I 40 euro e le spese di recupero

Oltre agli interessi, il creditore ha diritto a un importo forfettario di 40 € a titolo di risarcimento dei costi di recupero, per ogni fattura pagata in ritardo, senza dover provare alcun danno, e al rimborso delle spese ulteriori documentate (solleciti, legale, recupero crediti). Gli interessi di mora incassati sono ricavi tassabili per cassa; per il debitore sono costi deducibili nell'anno in cui vengono pagati.

Esempio pratico

Fattura di 10.000 € scaduta il 31 marzo 2026 e pagata il 30 giugno 2026. Ritardo di 91 giorni nel primo semestre 2026: tasso BCE 2,15% + 8 = 10,15%. Interessi di mora 253,05 €, più 40,00 € di risarcimento forfettario: il debitore deve 10.253,05 € di capitale e interessi, più 40 €.

Formule di calcolo
Tasso di mora = Tasso BCE del semestre + 8 punti Interessi = Σ per semestre: Importo × Tasso di mora × giorni nel semestre / 365 Risarcimento spese recupero = 40 € per fattura (voce separata) Totale dovuto = Importo + Interessi (+ 40 €)
Fonti normative e dati
D.Lgs. 231/2002 art. 2, 4, 5 e 6 (come modificato dal D.Lgs. 192/2012), Direttiva 2011/7/UE, comunicati MEF in GU sul saggio d'interesse semestrale.
Domande frequenti

Qual è il tasso degli interessi di mora nel 2026?

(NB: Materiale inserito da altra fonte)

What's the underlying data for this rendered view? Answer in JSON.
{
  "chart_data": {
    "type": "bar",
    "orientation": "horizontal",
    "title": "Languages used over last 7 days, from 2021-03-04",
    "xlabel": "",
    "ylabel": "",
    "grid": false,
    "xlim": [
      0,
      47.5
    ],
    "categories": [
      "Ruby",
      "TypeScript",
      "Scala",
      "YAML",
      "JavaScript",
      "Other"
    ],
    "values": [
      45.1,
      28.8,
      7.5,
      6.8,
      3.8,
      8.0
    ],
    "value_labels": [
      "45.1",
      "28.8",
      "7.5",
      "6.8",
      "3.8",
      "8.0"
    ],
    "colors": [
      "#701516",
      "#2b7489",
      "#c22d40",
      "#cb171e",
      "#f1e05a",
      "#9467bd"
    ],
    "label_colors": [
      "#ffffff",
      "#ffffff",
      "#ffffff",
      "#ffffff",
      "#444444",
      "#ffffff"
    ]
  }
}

Nel primo semestre 2026 il 10,15%: tasso BCE del 2,15% più la maggiorazione di 8 punti del D.Lgs. 231/2002. Il tasso viene aggiornato ogni semestre con comunicato del MEF.

Gli interessi di mora vanno richiesti o sono automatici?

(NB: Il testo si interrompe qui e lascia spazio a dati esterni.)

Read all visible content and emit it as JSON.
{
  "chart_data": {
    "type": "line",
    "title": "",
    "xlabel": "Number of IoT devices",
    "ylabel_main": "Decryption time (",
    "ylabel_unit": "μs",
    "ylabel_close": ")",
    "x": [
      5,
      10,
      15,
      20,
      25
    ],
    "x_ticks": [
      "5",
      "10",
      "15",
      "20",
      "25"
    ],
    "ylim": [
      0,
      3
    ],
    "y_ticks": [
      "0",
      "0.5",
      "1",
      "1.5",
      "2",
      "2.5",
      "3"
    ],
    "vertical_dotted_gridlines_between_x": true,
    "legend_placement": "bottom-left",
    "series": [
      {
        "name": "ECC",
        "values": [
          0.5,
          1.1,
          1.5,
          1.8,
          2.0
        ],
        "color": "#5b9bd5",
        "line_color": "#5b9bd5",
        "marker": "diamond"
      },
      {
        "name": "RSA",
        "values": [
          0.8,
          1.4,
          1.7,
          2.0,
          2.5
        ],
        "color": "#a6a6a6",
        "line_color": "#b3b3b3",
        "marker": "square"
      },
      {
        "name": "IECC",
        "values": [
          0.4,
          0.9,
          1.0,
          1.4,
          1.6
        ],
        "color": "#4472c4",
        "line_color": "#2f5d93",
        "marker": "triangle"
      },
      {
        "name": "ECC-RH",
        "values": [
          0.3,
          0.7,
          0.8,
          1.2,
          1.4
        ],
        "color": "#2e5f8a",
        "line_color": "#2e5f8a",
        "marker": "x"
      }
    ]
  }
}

Nelle transazioni commerciali sono automatici dal giorno dopo la scadenza, senza messa in mora. In pratica vanno però fatturati o richiesti al debitore; la richiesta si prescrive in cinque anni.

Si può rinunciare ai 40 euro?

Il creditore può non chiederli, ma una clausola contrattuale che li escluda in via generale è nulla perché gravemente iniqua. Spettano per ogni fattura, anche se il ritardo è di un solo giorno.

Tra privati vale lo stesso tasso?

No: fuori dalle transazioni commerciali (consumatori, locazioni, rapporti tra privati) gli interessi moratori sono al tasso legale ordinario, 1,60% nel 2026, salvo che il contratto preveda un tasso diverso entro i limiti dell'usura.